И вот теперь Брур и Уле (они сами не поняли, как так вышло) сидят на снегокатах и собираются совершить пробный заезд, словно самые обычные школьники в зимние каникулы. Тоня даже успела сбегать домой и притащила мопедные шлемы своих теток, так что мальчишки выглядят просто как пилоты «Формулы-1».
— Скорость и самоуважение — это самое главное, объясняет гроза Глиммердала, потирая варежки.

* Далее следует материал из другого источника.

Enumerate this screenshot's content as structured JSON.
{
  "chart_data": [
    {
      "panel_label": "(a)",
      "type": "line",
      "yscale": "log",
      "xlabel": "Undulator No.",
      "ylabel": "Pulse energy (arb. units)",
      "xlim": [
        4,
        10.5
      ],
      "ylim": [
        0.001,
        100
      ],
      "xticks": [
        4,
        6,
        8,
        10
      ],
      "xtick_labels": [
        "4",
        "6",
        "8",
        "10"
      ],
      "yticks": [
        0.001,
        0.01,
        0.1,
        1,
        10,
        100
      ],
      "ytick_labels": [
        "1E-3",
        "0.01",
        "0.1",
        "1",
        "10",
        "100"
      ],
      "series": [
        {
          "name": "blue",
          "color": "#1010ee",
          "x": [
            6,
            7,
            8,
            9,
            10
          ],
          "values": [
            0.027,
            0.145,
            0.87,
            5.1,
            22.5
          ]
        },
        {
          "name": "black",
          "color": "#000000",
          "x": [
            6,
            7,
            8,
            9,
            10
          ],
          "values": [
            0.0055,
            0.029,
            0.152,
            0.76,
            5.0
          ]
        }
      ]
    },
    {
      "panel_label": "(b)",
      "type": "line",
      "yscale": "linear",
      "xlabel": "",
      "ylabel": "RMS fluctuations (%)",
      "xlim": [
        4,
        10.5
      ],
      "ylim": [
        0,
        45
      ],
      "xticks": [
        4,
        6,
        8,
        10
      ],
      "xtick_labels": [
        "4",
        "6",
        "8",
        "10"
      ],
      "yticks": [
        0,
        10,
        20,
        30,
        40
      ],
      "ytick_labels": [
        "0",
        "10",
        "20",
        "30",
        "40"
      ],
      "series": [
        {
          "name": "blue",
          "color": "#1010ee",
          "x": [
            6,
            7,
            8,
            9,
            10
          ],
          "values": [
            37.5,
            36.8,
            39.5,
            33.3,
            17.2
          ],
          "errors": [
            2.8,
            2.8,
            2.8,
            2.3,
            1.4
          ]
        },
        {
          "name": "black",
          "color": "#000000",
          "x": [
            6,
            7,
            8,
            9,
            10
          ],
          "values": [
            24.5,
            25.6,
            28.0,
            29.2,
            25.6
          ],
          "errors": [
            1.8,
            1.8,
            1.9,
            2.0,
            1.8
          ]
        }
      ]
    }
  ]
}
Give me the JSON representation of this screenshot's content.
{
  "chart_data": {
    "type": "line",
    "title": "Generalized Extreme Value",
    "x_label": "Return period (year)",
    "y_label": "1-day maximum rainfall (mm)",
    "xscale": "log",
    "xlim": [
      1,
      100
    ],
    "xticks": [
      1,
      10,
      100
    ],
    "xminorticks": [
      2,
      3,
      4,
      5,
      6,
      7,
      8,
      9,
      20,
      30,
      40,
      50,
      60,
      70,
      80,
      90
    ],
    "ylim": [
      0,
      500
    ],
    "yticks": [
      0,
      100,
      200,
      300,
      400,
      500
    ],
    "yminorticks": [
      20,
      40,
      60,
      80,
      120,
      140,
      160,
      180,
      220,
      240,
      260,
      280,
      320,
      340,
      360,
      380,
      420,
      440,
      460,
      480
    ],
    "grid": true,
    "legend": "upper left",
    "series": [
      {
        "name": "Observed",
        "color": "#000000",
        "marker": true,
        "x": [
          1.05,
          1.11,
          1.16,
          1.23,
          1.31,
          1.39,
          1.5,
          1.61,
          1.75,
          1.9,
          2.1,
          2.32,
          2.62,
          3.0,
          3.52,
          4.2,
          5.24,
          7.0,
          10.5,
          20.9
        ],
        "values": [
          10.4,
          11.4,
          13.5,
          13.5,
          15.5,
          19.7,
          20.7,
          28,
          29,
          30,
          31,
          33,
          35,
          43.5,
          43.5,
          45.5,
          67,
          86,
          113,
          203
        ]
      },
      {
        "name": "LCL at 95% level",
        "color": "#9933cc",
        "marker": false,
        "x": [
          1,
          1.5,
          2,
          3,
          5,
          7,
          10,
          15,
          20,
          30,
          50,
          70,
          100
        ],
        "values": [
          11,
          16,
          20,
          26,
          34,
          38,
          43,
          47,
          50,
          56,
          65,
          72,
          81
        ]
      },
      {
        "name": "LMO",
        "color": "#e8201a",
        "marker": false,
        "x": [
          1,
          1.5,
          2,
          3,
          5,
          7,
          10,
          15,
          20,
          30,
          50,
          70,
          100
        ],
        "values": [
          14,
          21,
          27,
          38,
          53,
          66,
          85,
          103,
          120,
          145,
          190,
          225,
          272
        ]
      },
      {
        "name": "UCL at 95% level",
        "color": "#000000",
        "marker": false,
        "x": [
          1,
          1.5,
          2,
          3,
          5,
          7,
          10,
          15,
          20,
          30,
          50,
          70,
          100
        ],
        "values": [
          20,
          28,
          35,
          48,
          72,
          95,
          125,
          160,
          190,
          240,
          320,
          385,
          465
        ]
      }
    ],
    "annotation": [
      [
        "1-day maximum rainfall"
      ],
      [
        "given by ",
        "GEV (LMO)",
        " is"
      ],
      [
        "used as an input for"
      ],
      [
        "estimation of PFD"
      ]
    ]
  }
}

Что это был за день! День смеха и визга. Гунвальд отладил еще несколько саней, и горы улыбались друг дружке, перекатывая между собой детские крики и вопли по всему Глиммердалу. Тоня почти без передышки распевала во всю глотку санную песню, и недолго пришлось ждать, чтобы ее подхватили Уле и Брур. Особенно надрывается Уле. Он тот еще горлопан. В нем много звуков. Гитта стоит рядом с Гунвальдом и тоже покрикивает «давай, давай» изо всех силенок. Они ездят наперегонки, по одному и паровозиком, они сталкиваются, вылетают с саней и падают в снег, у них мокрые попы и красные щеки, они меняются санями, они обсуждают, они ездят за машиной Петера, отчитываются перед Гунвальдом, поправляют шлемы, катаются, катаются, катаются… Один раз Уле с Тоней столкнулись так, что Уле выкинуло на вторую ветку елки у дороги, а другой раз Брур упал головой в кювет и угодил в собачьи какашки. Тоня боялась, что она от смеха умрет. А бедная Салли! Обед остыл, пока она безуспешно пыталась поесть, но вынуждена была каждую минуту снова бежать к окну посмотреть, кто теперь пронесся мимо дома.